CONTEMPT

Reviewed 12/27/2005

Contempt, by Catherine Crier

CONTEMPT
How the Right Is Wronging American Justice
Catherine Crier
New York: Rugged Land Books, 2005

Rating:

4.0

High

ISBN-13 978-1-59071-064-7
ISBN 1-59071-064-9 296pp. HC/BWI $27.95

The appearance of Catherine Crier's new book belies its quality. Although Ms Crier's well-composed photograph on the cover shows her to be both beautiful and formidable, the book's production values otherwise suggest a flawed and hasty effort.1 The Table of Contents is all in capitals, and gives no page numbers. The text is set in smallish type. There are formatting errors like a string of ten words with no spaces between them (apparently due to the publisher's proportional-spacing software), and the last line of page 30 is duplicated on the next page. The revised Bill of Rights (intended to depict the changes the Right would make in it) is done sloppily. Many tables and figures could be improved. Chapter headings match subchapter headings; the latter should be smaller. In at least two places, the sense of a passage is destroyed by an unwanted "not". Other passages are simply nonsensical.

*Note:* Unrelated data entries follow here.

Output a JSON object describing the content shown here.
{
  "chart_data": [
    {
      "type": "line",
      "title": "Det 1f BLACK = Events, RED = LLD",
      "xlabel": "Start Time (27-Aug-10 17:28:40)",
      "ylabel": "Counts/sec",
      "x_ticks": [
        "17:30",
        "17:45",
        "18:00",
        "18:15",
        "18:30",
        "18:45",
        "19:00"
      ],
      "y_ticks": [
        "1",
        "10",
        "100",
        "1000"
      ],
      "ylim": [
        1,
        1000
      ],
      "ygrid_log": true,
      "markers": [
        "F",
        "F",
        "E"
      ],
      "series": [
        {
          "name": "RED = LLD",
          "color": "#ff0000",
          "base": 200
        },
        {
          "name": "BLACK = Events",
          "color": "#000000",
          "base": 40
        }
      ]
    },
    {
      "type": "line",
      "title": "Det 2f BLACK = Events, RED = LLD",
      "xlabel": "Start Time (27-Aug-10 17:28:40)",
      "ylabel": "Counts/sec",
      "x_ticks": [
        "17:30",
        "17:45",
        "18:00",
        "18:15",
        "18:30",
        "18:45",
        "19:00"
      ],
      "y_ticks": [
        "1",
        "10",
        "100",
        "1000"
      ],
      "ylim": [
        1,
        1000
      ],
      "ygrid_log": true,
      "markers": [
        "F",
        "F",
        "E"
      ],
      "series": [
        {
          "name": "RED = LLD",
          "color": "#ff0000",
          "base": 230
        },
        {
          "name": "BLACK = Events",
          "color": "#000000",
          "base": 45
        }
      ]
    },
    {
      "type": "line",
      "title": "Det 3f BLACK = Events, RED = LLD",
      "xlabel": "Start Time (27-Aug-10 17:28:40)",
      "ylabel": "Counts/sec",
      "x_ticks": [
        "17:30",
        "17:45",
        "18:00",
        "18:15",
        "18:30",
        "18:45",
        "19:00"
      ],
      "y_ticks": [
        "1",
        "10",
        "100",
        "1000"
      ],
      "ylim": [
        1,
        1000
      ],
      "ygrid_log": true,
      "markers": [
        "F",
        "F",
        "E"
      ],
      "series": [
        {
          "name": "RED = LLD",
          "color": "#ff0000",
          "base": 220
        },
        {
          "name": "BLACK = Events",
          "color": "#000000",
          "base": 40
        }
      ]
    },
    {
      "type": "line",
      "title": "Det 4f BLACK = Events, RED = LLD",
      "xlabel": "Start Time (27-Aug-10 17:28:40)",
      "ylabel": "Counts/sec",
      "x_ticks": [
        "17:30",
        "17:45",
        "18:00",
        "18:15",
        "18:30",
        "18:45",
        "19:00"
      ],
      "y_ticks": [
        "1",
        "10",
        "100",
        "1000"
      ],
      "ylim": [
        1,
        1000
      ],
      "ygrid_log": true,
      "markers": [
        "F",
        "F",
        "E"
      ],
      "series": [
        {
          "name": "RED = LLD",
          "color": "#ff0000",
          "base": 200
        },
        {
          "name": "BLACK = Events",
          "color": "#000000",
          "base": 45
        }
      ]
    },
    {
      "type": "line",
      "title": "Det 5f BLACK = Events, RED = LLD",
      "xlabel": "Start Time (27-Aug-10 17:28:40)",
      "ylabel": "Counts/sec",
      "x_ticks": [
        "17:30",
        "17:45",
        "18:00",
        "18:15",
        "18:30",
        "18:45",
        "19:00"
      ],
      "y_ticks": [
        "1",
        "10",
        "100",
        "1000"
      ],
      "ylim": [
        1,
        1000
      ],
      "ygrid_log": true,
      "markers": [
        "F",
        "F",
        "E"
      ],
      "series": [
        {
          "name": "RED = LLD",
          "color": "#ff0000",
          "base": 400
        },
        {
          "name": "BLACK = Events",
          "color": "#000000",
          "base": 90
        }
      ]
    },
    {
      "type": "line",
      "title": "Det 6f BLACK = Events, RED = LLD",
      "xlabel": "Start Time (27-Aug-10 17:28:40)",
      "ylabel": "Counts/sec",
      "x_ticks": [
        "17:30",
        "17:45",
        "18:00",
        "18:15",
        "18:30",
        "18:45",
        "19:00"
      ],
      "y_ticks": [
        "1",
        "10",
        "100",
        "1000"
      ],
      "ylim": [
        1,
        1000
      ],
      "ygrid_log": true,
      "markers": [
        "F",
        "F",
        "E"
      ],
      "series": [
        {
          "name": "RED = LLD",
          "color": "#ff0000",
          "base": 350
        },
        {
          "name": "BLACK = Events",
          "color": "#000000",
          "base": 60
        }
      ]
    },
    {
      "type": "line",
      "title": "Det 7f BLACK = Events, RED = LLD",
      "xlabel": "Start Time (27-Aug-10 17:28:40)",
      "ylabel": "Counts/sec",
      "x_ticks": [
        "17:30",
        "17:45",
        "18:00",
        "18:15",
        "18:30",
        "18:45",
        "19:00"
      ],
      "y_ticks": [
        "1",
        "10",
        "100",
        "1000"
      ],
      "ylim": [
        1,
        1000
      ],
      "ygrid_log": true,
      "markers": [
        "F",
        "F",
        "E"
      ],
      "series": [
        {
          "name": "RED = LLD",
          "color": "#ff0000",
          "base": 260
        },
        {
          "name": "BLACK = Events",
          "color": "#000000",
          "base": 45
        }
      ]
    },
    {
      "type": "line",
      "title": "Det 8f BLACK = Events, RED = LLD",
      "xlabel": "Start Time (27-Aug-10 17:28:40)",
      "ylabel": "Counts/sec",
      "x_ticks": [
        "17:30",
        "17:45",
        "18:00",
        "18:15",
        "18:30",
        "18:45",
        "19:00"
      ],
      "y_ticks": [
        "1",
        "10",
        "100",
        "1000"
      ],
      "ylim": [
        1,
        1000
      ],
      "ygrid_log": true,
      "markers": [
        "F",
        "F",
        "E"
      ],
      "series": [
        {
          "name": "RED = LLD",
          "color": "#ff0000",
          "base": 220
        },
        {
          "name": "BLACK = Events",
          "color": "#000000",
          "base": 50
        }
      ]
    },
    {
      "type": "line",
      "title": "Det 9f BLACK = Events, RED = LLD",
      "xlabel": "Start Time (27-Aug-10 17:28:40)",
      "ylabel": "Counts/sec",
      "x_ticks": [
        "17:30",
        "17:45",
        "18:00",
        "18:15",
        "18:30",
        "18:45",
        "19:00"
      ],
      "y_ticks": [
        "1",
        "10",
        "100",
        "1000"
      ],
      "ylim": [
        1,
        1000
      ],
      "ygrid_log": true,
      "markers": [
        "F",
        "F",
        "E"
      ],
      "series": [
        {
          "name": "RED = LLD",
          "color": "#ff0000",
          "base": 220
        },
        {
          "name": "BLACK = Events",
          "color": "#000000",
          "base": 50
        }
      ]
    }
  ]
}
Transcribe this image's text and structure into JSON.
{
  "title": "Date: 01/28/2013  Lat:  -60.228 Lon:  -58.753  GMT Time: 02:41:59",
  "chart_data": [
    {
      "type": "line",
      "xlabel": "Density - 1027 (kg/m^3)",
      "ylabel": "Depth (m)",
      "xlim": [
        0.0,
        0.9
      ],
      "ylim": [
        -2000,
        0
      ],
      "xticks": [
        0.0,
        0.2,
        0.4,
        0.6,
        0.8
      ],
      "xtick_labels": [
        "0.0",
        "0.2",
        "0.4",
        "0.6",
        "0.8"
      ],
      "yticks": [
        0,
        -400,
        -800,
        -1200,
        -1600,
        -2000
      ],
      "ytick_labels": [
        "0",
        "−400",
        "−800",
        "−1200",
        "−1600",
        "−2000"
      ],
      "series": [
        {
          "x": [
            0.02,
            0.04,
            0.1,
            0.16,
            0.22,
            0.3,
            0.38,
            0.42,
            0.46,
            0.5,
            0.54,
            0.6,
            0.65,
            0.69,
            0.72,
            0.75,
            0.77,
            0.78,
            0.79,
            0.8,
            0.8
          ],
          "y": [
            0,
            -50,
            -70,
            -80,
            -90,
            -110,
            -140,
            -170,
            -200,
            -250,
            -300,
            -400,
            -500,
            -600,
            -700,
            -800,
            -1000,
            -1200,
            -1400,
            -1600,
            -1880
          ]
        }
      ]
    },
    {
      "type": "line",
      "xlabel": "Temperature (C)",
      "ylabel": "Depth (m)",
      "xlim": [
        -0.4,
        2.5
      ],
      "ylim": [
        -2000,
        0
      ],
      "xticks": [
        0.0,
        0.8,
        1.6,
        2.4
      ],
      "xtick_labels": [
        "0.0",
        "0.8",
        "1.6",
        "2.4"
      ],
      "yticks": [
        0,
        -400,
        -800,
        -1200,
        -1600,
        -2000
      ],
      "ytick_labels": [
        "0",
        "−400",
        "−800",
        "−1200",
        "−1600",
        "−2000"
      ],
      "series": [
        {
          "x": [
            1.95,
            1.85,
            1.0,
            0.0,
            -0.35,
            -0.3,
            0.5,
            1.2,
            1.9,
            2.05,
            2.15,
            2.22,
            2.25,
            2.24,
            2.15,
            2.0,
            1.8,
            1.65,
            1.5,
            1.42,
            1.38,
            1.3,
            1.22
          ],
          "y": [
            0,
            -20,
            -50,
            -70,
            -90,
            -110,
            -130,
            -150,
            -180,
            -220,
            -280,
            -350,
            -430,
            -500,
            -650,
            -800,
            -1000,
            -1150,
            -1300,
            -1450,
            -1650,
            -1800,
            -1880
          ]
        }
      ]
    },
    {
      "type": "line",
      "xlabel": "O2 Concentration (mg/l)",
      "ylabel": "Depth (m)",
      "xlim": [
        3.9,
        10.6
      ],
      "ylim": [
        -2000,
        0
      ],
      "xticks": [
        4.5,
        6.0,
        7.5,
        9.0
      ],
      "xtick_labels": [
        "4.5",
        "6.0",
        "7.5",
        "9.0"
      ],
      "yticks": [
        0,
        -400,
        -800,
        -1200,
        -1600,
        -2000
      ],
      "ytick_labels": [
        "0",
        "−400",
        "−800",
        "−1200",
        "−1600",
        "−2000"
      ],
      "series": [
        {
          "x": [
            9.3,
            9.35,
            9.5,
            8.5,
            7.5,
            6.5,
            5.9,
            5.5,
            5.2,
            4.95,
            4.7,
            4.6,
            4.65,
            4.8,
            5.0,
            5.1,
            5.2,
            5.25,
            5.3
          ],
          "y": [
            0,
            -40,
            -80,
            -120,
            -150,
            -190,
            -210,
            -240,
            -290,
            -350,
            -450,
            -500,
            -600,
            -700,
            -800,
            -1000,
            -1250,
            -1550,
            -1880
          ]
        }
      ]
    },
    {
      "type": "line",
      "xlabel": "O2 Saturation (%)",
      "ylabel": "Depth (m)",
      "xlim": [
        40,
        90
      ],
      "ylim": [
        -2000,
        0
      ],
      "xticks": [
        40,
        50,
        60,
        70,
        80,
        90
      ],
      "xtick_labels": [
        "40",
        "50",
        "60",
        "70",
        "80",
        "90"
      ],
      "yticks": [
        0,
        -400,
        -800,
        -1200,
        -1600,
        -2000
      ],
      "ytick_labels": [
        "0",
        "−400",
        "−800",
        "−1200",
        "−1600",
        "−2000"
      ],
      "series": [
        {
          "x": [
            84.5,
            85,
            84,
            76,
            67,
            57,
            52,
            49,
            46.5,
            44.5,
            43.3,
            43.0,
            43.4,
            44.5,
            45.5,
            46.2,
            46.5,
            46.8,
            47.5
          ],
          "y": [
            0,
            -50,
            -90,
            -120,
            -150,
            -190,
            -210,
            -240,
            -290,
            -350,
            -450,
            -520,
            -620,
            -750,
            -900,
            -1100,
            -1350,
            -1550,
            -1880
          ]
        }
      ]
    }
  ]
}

There are the typical misspellings and errors of number. There is no index.

All these defects (which are almost certainly due to the book's tight production schedule) can be set aside and ignored. For Ms Crier, herself a former judge in Texas, has caused to be assembled between these covers a remarkably thorough compendium of the depredations of the Religious Right against the federal judicial system, and of arguments to counter them. Those arguments are cogent; they draw on historic documents like the Federalist Papers and other writings of the Founding Fathers, on case law from the Supreme Court and other courts, and on the often outrageous words of the Religious Right themselves.2

What Ms Crier has come to understand, and what she wants every American to understand, is simply this: The Religious Right, having put George W. Bush in the White House, and having subsequently won control of the Congress, now seeks to get a majority of cooperative judges in place on as many federal courts as possible. If these ultraconservatives can accomplish that, they will have removed the last obstacle to their agenda. And what is that agenda? Ms Crier posits that it is a radical transformation of American society along Biblical lines — assuming the Bible advocates tort reform, freeing business from minimum-wage laws and other regulation, abolishing the estate tax, and forbidding abortion.

There's plenty of material between the covers of this book to back up her claims. She tracks the actions of many of the movers and shakers of the Right, few of whom are household names, and shows how they have pushed the agenda she describes forward. Twenty of them are profiled at the back of the book. Crier also provides a backgrounder on the workings of the federal judicial system, from the Supreme Court on down. She examines the actions of the Founding Fathers at the Continental Congress of 1787, and quotes from their writings, to show that they sought a government unentangled with religion, carefully designed to prevent just such a subversion as Ms Crier warns us about.

The book has many shortcomings. Most, as I noted, are production items and can be overlooked, especially given the need to get the book into print by an external deadline. It could have been better organized, and I think the lack of an index is a serious impediment to its usefulness. Still, I'll recommend it with a rating of 4.0. This matter of the Right's burgeoning influence affects all of us, and Contempt is the best coverage of that I've found so far.

1 In her acknowledgements, she reveals that it was indeed a hasty production effort, rushed in order to get it out the door in time for the Supreme Court debates.
2 Compiled by a team of astute and indefatigable researchers.